If you have an existing application, I'd do the following:
find out what dependencies you can remove from your Gradle/Maven build and just have taken care of for you with the various spring-boot-starter- dependencies.
add #SpringBootApplication to a root component class. Eg, if your package is a.b.c, put a class Application in a.Application and annotate that with #SpringBootApplication
You can run it as a Servlet 3 application or in an embedded servlet container. It might be easier to just run in a standard servlet container as you take baby steps. Go to http://start.spring.io and make sure to choose war in the packaging drop down. Copy the ServletInitializer class and the specification from the pom.xml to ensure that your application is a .war, not a .jar. Then, once everything works on Spring Boot, rm -rf the Initializer and then revert the Maven build to a simpler .jar using the Spring Boot plugin for extra win.

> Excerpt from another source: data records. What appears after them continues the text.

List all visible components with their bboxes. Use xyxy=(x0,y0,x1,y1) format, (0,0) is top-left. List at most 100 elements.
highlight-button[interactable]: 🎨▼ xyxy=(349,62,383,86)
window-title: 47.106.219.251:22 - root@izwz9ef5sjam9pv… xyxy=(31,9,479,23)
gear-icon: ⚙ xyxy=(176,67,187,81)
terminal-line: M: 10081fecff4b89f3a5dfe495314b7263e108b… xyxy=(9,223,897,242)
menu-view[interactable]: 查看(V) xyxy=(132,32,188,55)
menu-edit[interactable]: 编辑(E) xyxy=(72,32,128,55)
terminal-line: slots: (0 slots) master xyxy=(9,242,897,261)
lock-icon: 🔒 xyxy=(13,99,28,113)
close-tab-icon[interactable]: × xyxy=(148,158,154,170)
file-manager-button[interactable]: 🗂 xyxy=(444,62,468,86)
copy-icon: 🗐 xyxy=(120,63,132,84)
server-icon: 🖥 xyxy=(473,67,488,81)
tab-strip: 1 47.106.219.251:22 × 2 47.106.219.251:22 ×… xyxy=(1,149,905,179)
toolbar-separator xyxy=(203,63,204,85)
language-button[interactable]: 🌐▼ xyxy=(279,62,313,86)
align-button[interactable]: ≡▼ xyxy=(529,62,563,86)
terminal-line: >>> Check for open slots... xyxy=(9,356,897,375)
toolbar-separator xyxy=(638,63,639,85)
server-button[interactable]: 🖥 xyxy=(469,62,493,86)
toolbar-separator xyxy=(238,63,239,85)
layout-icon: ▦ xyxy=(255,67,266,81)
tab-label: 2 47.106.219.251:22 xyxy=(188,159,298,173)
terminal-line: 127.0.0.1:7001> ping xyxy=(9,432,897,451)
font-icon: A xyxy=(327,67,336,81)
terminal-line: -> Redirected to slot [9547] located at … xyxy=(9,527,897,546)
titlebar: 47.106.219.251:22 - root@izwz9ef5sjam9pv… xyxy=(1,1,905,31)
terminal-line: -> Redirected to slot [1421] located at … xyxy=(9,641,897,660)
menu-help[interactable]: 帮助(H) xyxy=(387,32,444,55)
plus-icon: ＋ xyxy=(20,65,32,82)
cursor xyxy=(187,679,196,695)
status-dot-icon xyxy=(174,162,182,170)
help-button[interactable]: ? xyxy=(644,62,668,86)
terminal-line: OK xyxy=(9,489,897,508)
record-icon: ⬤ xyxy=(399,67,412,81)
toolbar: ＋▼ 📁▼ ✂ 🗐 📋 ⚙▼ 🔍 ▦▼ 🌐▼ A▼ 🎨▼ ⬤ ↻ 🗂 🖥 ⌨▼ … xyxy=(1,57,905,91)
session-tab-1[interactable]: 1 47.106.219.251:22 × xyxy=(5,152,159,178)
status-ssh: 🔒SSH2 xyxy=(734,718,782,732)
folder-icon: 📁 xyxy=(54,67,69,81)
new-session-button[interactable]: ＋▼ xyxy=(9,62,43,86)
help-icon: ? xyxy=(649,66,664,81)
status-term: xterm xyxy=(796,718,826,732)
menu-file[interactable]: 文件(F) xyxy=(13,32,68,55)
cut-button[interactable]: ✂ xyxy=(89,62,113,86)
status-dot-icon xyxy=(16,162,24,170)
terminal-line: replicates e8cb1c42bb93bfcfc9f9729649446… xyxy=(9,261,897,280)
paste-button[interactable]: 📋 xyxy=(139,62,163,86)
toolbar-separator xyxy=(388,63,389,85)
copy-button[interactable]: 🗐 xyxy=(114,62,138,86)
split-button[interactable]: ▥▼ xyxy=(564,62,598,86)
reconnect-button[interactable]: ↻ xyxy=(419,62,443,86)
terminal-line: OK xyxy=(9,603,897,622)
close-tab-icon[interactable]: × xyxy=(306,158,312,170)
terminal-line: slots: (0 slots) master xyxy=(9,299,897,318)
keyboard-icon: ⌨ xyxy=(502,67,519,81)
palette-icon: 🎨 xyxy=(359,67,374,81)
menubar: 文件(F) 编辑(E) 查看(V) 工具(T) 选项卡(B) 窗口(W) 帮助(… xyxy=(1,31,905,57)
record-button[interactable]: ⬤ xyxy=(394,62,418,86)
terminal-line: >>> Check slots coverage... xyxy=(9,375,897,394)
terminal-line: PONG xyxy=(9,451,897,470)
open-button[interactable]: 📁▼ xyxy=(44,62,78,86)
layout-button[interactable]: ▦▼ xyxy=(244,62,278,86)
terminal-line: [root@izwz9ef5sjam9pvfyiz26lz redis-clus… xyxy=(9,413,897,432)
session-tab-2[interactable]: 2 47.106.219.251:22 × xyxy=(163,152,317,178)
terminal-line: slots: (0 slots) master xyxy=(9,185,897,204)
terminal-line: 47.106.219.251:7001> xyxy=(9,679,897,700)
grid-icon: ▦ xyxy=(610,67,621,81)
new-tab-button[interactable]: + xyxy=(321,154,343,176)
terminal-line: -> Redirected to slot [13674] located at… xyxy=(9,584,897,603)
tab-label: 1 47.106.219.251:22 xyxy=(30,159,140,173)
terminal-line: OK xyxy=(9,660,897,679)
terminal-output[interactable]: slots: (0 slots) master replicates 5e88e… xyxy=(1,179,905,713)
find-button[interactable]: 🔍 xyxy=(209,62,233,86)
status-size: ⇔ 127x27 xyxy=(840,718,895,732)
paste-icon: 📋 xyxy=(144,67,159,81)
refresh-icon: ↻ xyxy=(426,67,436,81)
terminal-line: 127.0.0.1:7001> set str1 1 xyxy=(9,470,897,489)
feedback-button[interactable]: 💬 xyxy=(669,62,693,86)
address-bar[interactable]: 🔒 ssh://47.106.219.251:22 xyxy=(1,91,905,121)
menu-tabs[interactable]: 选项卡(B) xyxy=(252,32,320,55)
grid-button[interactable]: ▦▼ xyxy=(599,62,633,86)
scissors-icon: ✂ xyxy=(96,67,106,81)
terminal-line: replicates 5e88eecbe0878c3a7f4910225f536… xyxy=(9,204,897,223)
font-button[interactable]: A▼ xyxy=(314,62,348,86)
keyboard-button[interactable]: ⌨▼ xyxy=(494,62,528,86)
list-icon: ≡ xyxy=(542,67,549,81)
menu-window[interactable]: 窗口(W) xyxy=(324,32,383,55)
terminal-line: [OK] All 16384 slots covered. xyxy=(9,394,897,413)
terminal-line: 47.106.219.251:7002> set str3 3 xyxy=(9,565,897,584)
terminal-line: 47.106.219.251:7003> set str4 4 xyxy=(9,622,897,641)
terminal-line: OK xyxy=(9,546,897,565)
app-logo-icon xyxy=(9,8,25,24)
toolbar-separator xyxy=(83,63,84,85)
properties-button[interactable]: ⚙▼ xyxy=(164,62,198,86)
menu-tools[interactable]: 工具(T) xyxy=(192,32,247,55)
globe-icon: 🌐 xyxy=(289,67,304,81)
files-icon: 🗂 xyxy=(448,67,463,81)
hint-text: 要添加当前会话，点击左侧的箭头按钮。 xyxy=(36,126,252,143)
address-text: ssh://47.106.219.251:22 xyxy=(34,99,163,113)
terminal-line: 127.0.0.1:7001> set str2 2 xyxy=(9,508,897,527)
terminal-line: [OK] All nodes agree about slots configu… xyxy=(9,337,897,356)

If your application has lots of existing configuration, import it using #Import(OldConfig.class) or #ImportResource("old-config.xml") on the a.Application configuration class. The auto-configuration will kick in but it will see, for example, that you may have already defined a DataSource so it'll plug that in in the right places. What I like to do now is just start the application up, see if everything's OK, then start removing code in my old Java or XML configuration. Don't remove your business code, but remove things related to turning on parts of Spring. Anything that looks like #Enable..* or ..:annotation-driven/>. Restart and verify things still work. The goal is to let Spring Boot do as much of the heavy lifting as possible. Viewing the source is very handy here so you can see what Spring Boot will try to do for you. Spring Boot will log information on what #Conditional conditions evaluated to true for you. Simply provide --Ddebug=true wen you start the application to see the output. You could also export DEBUG=true then restart your IDE to run it as long as the environment variable is ivsible in your shell.